Mbanza Kongo, no Zaire, foi eleita Património da Humanidade a 8 de Julho do ano passado. A votação dos membros do Comité do Património Mundial da ONU foi por unanimidade. A cidade chegou a ser a capital do Estado mais poderoso da região austral de África, influenciando económica e politicamente muitos outros Estados vizinhos. Tem o primeiro centro histórico angolano, pela grande lista de bens que pertencem à história de Angola. A candidatura começou a ser pensada em 1988, com o lema ‘Mbanza Kongo, cidade a desenterrar para preservar’. A Unesco recomenda maior aprofundamento para identificação de outros locais e pontos do interesse do antigo Reino do Kongo e da rota dos escravos de África para a América, para serem inscritos na lista de património mundial.

Acervo dos reis do Kongo

O museu dos Reis do Kongo foi reaberto em 2007, depois de ter sido encerrado para restauro. Tem acervos sobre agricultura. Enxadas, flechas, armadilhas para a caça e escudos são algumas ilustrações e instrumentos musicais, como o chocalho (Nzanzi), alguns deles utilizados para acalmar bebés quando chorassem. Há também conchas que retratam os provérbios da região, um artigo utilizado nos rituais de advinha. Tem também instrumentos de caça e pesca. As cinco espadas que os portugueses usavam na região. Cada uma, segundo explicava um funcionário ao jornal O País, tem uma denominação atribuída à cidade na época, antes dela ser conhecida como Mbanza Kongo.

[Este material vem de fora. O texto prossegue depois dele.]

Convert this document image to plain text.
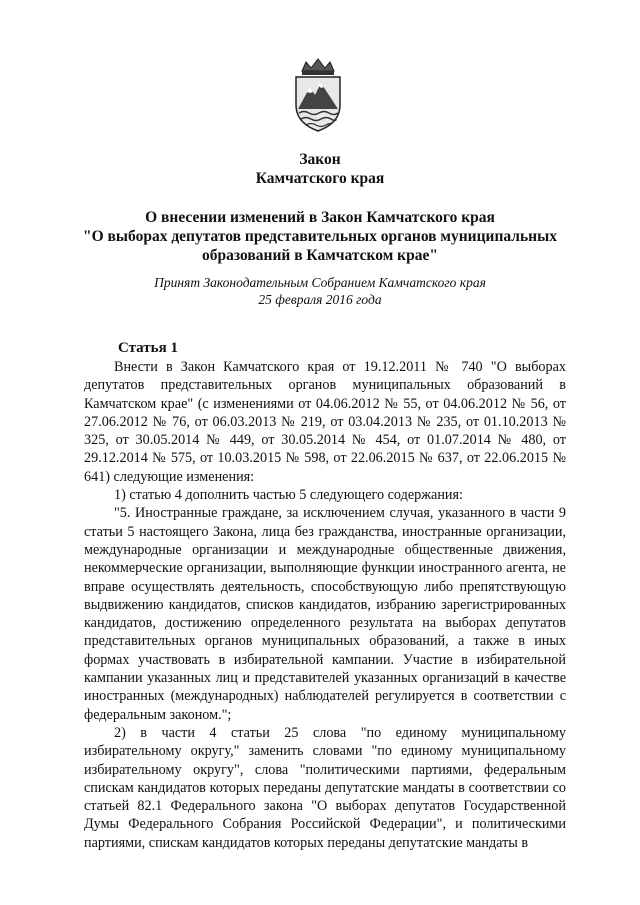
Закон
Камчатского края
О внесении изменений в Закон Камчатского края
"О выборах депутатов представительных органов муниципальных
образований в Камчатском крае"
Принят Законодательным Собранием Камчатского края
25 февраля 2016 года
Статья 1

Внести в Закон Камчатского края от 19.12.2011 № 740 "О выборах депутатов представительных органов муниципальных образований в Камчатском крае" (с изменениями от 04.06.2012 № 55, от 04.06.2012 № 56, от 27.06.2012 № 76, от 06.03.2013 № 219, от 03.04.2013 № 235, от 01.10.2013 № 325, от 30.05.2014 № 449, от 30.05.2014 № 454, от 01.07.2014 № 480, от 29.12.2014 № 575, от 10.03.2015 № 598, от 22.06.2015 № 637, от 22.06.2015 № 641) следующие изменения:

1) статью 4 дополнить частью 5 следующего содержания:

"5. Иностранные граждане, за исключением случая, указанного в части 9 статьи 5 настоящего Закона, лица без гражданства, иностранные организации, международные организации и международные общественные движения, некоммерческие организации, выполняющие функции иностранного агента, не вправе осуществлять деятельность, способствующую либо препятствующую выдвижению кандидатов, списков кандидатов, избранию зарегистрированных кандидатов, достижению определенного результата на выборах депутатов представительных органов муниципальных образований, а также в иных формах участвовать в избирательной кампании. Участие в избирательной кампании указанных лиц и представителей указанных организаций в качестве иностранных (международных) наблюдателей регулируется в соответствии с федеральным законом.";

2) в части 4 статьи 25 слова "по единому муниципальному избирательному округу," заменить словами "по единому муниципальному избирательному округу", слова "политическими партиями, федеральным спискам кандидатов которых переданы депутатские мандаты в соответствии со статьей 82.1 Федерального закона "О выборах депутатов Государственной Думы Федерального Собрания Российской Федерации", и политическими партиями, спискам кандидатов которых переданы депутатские мандаты в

A primeira espada denomina-se Mbemba, tendo em conta o carácter hospitaleiro do povo kongo, e a segunda Nkumbaungugi (cordão umbilical).

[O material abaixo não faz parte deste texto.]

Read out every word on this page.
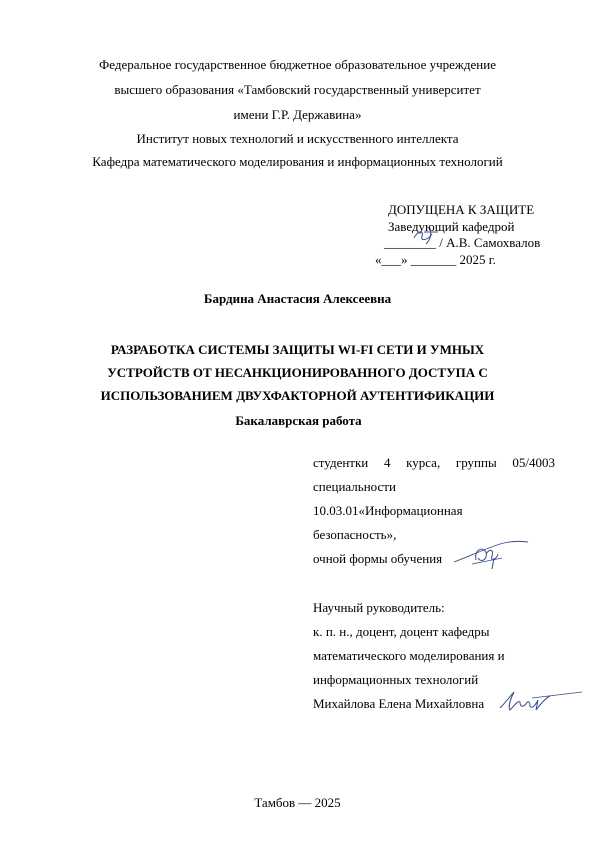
Федеральное государственное бюджетное образовательное учреждение
высшего образования «Тамбовский государственный университет
имени Г.Р. Державина»
Институт новых технологий и искусственного интеллекта
Кафедра математического моделирования и информационных технологий
ДОПУЩЕНА К ЗАЩИТЕ
Заведующий кафедрой
________ / А.В. Самохвалов
«___» _______ 2025 г.
Бардина Анастасия Алексеевна
РАЗРАБОТКА СИСТЕМЫ ЗАЩИТЫ WI-FI СЕТИ И УМНЫХ
УСТРОЙСТВ ОТ НЕСАНКЦИОНИРОВАННОГО ДОСТУПА С
ИСПОЛЬЗОВАНИЕМ ДВУХФАКТОРНОЙ АУТЕНТИФИКАЦИИ
Бакалаврская работа
студентки 4 курса, группы 05/4003
специальности
10.03.01«Информационная
безопасность»,
очной формы обучения
Научный руководитель:
к. п. н., доцент, доцент кафедры
математического моделирования и
информационных технологий
Михайлова Елена Михайловна
Тамбов — 2025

A terceira espada chama-se Nkongodingunda (Congo do sino). Já a quarta faz menção à chegada dos portugueses na época em que a cidade passou a designar-se São Salvador do Zaire, e a última, a actual designação da cidade Mbanza Kongo. Tem também objectos pertencentes ao rei, como o trono, pele de onça, que representa capacidade poderosa do Soberano; fato oficial com mais de 130 anos de existência e que, no passado, passava de rei para rei.